Due to Rebol's run-on-sentence aesthetic, I've always thought it needed some way to punctuate that was both visually lighter than grouping, and that by not using groups wouldn't interfere with COMPOSE.
Some people would be content to just use spaces:
any [even? x match [block! group!] y foo baz bar]
On the downsides of that, it doesn't have any "teeth", e.g y might take
foo as an argument. It's also lost in any MOLD operation as the specifics of spacing is not preserved.
The vertical bar has been in place for a while, which I liked for its barrier-ness and even looking weight:
any [even? x | match [block! group!] y | foo baz bar]
But PARSE was immovably attached to its usage for alternates. Looking at PARSE lately and trying to make sense of it, I really feel like it needs this just as much as ordinary code.
Period was another option that was looked at:
any [even? x . match [block! group!] y . foo baz bar]
And by now everything has been considered...backslashes:
any [even? x \ match [block! group!] y \ foo baz bar]
any [even? x .. match [block! group!] y .. foo baz bar]
Having BLANK! itself act as a barrier as opposed to something that can be taken directly as an argument to a function:
any [even? x _ match [block! group!] y _ foo baz bar]
Strange ideas like a COMMA! type that renders glued to the thing to its left, even though it's an independent element:
any [even? x, match [block! group!] y, foo baz bar]
In a parallel universe where semicolons weren't taken for comments, perhaps they'd be considered:
any [even? x; match [block! group!] y; foo baz bar]
...although that looks a bit too much like SET-WORD!s, there.
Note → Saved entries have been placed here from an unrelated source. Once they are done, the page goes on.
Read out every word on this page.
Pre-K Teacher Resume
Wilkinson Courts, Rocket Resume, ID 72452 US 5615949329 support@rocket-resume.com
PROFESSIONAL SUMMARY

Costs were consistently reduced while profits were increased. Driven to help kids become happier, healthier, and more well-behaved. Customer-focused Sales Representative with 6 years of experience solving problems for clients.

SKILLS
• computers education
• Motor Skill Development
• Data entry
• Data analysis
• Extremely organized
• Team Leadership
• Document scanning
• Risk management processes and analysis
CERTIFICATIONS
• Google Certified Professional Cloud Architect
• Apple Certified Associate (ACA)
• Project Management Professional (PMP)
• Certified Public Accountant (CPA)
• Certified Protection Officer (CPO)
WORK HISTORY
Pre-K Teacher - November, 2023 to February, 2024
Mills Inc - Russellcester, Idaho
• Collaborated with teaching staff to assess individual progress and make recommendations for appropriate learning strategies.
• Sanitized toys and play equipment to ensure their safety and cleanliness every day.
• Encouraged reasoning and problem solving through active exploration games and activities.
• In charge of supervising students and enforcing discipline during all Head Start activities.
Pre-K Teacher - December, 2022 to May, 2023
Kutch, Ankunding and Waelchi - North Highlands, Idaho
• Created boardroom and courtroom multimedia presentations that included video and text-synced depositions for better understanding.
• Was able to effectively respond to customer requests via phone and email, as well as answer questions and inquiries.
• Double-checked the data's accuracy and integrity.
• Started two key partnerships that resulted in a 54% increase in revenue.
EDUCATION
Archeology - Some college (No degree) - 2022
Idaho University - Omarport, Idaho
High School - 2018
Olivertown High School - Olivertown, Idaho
Which is yet another argument for why abc; is now rightfully illegal as a WORD!.
Should We Lower the BAR?
There's a lot of mechanism to support barriers and invisibility, and it's something you can use generically...so the facilities that started out as a distinct "BAR!" datatype have grown into a whole lot of power that you can apply to any function.
But I have to admit I don't feel as attached to the vertical bar for separating expressions as I did some years ago.
- Can't use it in PARSE because | is pretty much set as rule alternate
- It seems too heavy for what it's doing.
- Might be useful for a pipe operator or other ideas in plain dialecting (noticed "Arturo" used it for that)
While I might have rejected a simple dot as "too slight" in the past, I may now feel that the subtlety is favorable. And the COMMA! idea is actually looking pretty good--if you just imagine that being a datatype that behaves exactly as expression barriers do today:
>> length of [1,] == 2 >> type of second [1,] == @[comma] >> 1 + 2, == 3 >> 1 +, 2 ** Script Error: comma encountered while fulfilling argument ** Near: [1 +, ~~ 2]
You Could Still Make BAR! or Whatever You Want
The current mechanisms would work, and I think I'm going to make sure they work for . too.
(I'll need to figure out how to let you make any UTF-8 symbol you want act like an expression barrier in PARSE. But let's say I figure out how.)
Is COMMA! worth a shot? Does period look better or worse to your tastes?
Important to bear in mind is that on the table is now the idea that accessing things which you want to say aren't calling functions would be done with a terminal period. This could risk creating things like:
any [even? x., match [block! group!] y., foo baz bar]
Compared to letting lone periods act as barriers:
any [even? x. . match [block! group!] y. . foo baz bar]
Compared to status quo of today's barriers:
any [even? x. | match [block! group!] y. | foo baz bar]
Compared to selective grouping:
any [(even? x.) (match [block! group!] y.) foo baz bar]
(Note that in PARSE, the "grouping" is actually "blocking"...which looks even heavier)
Oddly enough, I don't think the commas do all that badly even in this pathological case. And as I show with the groups, it's not like you have to use the comma if you don't feel the code "looks right".
Anyway--remember that the goal is that you can twist up the language even for the span of a function. So while running that function if you decide you want | to be a barrier but not for the rest of your program, you can do that!